After that discovery, Hopkins decided to determine whether the zebrafish tumors were aneuploid like human tumors. But she could not convince anyone to tackle the problem until two years ago when a new postdoctoral associate, GuangJun Zhang, arrived in her lab. Zhang had a long-standing interest in how cells maintain a normal amount of DNA and how chromosome numbers change in evolution. In his first experiment, he found that tumor cells taken from the fish had too many chromosomes.

However, techniques to distinguish zebrafish chromosomes by sight have not been developed, and so it was difficult to figure out which of the chromosomes were affected. The team enlisted help from the Koch Institute’s bioinformatics core facility. Koch research scientist Sebastian Hoersch, along with Zhang and Amsterdam, adapted a technique called comparative genome hybridization. This method involves mixing the DNA of tumor cells and normal cells and determining the ratio between the two. If the ratio for a given DNA sequence is not one to one, it means that chromosomal region has been gained or lost in the tumor.

Looking for patterns

While no two zebrafish tumors had exactly the same aneuploidy profile, the researchers did find recurring patterns, just as scientists have previously seen in human tumors. “If you looked at hundreds of patients with the same type of tumor, you could imagine it would be totally random, but that’s not what is seen,” said Amsterdam. “Some chromosomes are much more often overamplified while others are underrepresented.”
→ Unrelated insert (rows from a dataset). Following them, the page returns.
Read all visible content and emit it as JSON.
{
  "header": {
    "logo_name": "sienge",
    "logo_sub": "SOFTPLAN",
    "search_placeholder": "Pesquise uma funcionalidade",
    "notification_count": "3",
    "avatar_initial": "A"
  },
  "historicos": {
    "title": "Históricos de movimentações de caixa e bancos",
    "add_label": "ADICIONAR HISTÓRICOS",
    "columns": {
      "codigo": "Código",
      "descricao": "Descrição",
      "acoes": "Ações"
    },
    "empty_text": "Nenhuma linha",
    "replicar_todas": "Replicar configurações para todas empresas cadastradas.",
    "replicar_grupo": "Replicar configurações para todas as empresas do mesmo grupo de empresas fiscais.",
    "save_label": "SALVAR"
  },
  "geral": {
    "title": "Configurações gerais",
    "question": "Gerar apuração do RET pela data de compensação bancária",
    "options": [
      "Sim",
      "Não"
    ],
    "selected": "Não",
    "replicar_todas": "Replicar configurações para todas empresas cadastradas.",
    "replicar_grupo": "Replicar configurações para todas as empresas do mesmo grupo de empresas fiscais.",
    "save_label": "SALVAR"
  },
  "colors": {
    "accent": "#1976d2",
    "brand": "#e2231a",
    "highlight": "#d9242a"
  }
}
In addition to whole chromosomes that are overrepresented or underrepresented, highly aneuploid tumors of fish and humans also have short segments of DNA that are amplified or deleted, called focal regions. The next step will be to use these regions to identify genes that are also focally amplified in human tumors and look for genes shared by fish and human cancers. The same approach may also be applied to whole chromosomes in the future.

It should not take long to find candidate genes that drive cancer in the two organisms, because fish and humans are close enough in evolution to have the same cancer genes, but far enough apart that the order of their genes is scrambled. Then, because the human and zebrafish genomes have both been sequenced, scientists can make a list of any genes that overlap between those two chromosomes. This could dramatically narrow the search for cancer genes — from the roughly 1,000 genes located on a given chromosome to a few dozen candidates.

That would represent a “major step forward” in the ability to identify potential cancer-causing genes, said David Langenau, assistant professor of pathology at Harvard Medical School, who was not involved in the research. “If there’s an amplification in a human tumor of 100 genes, and you find an amplification in zebrafish of 10 of those genes, you would focus on those 10 genes,” he said.

Once the researchers zero in on some promising genes, they plan to start doing experiments to figure out if shutting down gene expression inhibits tumor growth. The more cancer genes they can identify, the better, said Hopkins. “There’s a feeling that what you need in most cancers is a combination of drugs,” she said. “There will be several drivers, and you have to hit three or four of them to knock out the tumor.”